The new brick wall with designs included to break up the appearance. This wall provided the upper flood defence.

At various points along the walkway, there is a cross over point where users can move from the lower walkway to the upper walkway, crossing the high flood defence point


This picture shows the balustrade installed, which had to be the first landscape contract, and the walkway at this point is poured concrete panels with expansion joints concealing the tie beams beneath.

This shows the completed balustrade, the concrete capping over the tie beams, then some planting boxes, then the upper flood defence wall and high walkway behind.


Seats were built into the walls. Here is shown a seat on the lower walkway adjacent to the Thames. The higher level behind the vegetation is the Flood Defence line shold the Thames ever flood again.


The three flying geese still there after forty years!
After completing two sections of the walkway in hard paving, the GLC pioneered the use of a clay core instead of sheet plies with tie beams. The core was enormous in diameter and snaked along the river’s edge. The huge advantage that you did not know it was there. My job was to landscape it, with subsoil and topsoil deposited on top, and shaped to creat a natural looking landscape. Ths I then planted with native trees and shrubs, and created a meandering footpath with occasional viewing points out along the river. Last time i saw it in 2018 some 38 years after its construction, it looked like a natural landscape.

This is my original drawing of the design for the landscaping of the clay core

This path follows the line of the clay core shown in the drawing above. The area looks natural and is rewilded. But its function as a Flood Defence is identical to the walkway and balustrade shown above.

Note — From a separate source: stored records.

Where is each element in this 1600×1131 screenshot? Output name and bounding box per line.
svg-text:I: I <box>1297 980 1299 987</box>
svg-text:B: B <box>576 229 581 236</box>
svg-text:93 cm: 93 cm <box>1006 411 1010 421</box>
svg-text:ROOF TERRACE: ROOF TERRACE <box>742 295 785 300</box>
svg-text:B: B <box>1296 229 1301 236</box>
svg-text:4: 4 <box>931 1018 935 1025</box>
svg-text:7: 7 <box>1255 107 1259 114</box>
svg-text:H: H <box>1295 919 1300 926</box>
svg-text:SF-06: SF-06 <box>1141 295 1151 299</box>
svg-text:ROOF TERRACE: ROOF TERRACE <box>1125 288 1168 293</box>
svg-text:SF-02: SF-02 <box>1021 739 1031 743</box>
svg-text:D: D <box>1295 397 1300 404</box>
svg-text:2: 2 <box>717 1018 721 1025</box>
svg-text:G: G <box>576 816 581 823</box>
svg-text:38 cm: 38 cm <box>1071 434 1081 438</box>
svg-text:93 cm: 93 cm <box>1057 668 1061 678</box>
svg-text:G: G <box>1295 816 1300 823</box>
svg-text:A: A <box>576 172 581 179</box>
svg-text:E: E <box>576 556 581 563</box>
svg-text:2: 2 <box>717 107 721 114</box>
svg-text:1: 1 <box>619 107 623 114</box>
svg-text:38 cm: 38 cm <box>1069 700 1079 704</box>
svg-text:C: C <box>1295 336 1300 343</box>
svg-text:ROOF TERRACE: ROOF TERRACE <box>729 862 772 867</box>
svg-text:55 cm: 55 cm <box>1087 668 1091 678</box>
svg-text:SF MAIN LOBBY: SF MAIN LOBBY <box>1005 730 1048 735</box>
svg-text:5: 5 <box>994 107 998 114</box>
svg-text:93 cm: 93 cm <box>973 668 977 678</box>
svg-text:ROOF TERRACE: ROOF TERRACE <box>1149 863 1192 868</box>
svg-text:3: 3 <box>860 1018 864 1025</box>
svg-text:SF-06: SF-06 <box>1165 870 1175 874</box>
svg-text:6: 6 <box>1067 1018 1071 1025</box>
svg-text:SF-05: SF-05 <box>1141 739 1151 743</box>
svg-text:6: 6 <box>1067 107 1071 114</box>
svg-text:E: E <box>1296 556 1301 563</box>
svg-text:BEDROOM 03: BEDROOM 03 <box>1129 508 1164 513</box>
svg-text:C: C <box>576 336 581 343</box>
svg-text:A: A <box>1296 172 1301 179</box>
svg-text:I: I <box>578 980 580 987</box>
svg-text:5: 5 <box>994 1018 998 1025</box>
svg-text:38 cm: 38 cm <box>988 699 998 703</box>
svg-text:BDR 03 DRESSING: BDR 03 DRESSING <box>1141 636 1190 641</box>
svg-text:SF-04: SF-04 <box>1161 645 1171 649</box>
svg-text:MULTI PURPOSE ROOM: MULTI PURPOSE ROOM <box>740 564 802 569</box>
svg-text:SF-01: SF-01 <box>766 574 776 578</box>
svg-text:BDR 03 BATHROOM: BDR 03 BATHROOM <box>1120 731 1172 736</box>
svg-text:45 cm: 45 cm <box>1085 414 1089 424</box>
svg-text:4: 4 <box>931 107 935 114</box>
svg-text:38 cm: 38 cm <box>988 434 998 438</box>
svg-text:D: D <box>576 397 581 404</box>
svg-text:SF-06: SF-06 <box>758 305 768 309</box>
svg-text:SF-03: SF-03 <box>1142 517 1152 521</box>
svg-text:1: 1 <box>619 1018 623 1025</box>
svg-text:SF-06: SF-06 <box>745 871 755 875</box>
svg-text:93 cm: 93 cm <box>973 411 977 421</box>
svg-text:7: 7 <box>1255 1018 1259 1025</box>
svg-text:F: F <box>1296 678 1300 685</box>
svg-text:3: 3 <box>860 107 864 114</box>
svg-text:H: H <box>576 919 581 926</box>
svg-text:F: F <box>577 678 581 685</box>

Beneath this vegetation lies the huge core of clay which secures the Flood Defence of the Thames. I created a view point at the top from which there are good views up and down the river.
Carrying out the designs of these contracts was a fantastic opportunity for a newly qualified Landscape Architect. It included hard and soft landscape, paving, brickwork and metal work, and was done to the highest standards. The GLC was a centre of excellence for design at the time. it led the way internationally on the design of brick walls, retaining walls, flood defences, the use of timber and other street furniture. It had a Scientific Branch which produce the definitive Specification clauses for controls for the design and installation of these works.
The abolition of the GLC was the greatest act of political vandalism carried out for ideological reasons by a British government, and when I worked for Docklands and Hackney I spent a lot of time putting right the expensive costs created by this act of stupidity.

This is a masterplan which I prepared for the Woolwich Arsenal at Thamesmead. The land was highly toxic and deemed unsuitable for housing. The GLC plan was to coat the entire sit with a layer of sediment pumped from the Thames, and the nto use the land for recreation and non-residential uses.
The site was a wonderful wilderness and had been laid out as a series of heavy duty ammunition stores built of very thick brick structures. these were linked by a clinically flat network or concrete paths on a grid. they had to be perfectly flat to ensure th fe tranistion of sensitive explosives which were stored in the tumps.
My plan was a huge distict park, with a butterfly house, a model railway, walks and picnic ares, rewilding of parts, and a museum of the arsenal.

This isometric showed how the existing contours of the site would be retained as it was capped, and then developed.

The entire idea was abandoned when the GLC was abolished. the land was given to Housing Developers for housing. many years later I read about toxic materials emerging in peoples’ gardens where they were trying to grow vegetables.
Canal Towpaths

Here the objective was to create a new walkway along the canal for pedestrians and cyclists.

My first contract completed in 1980!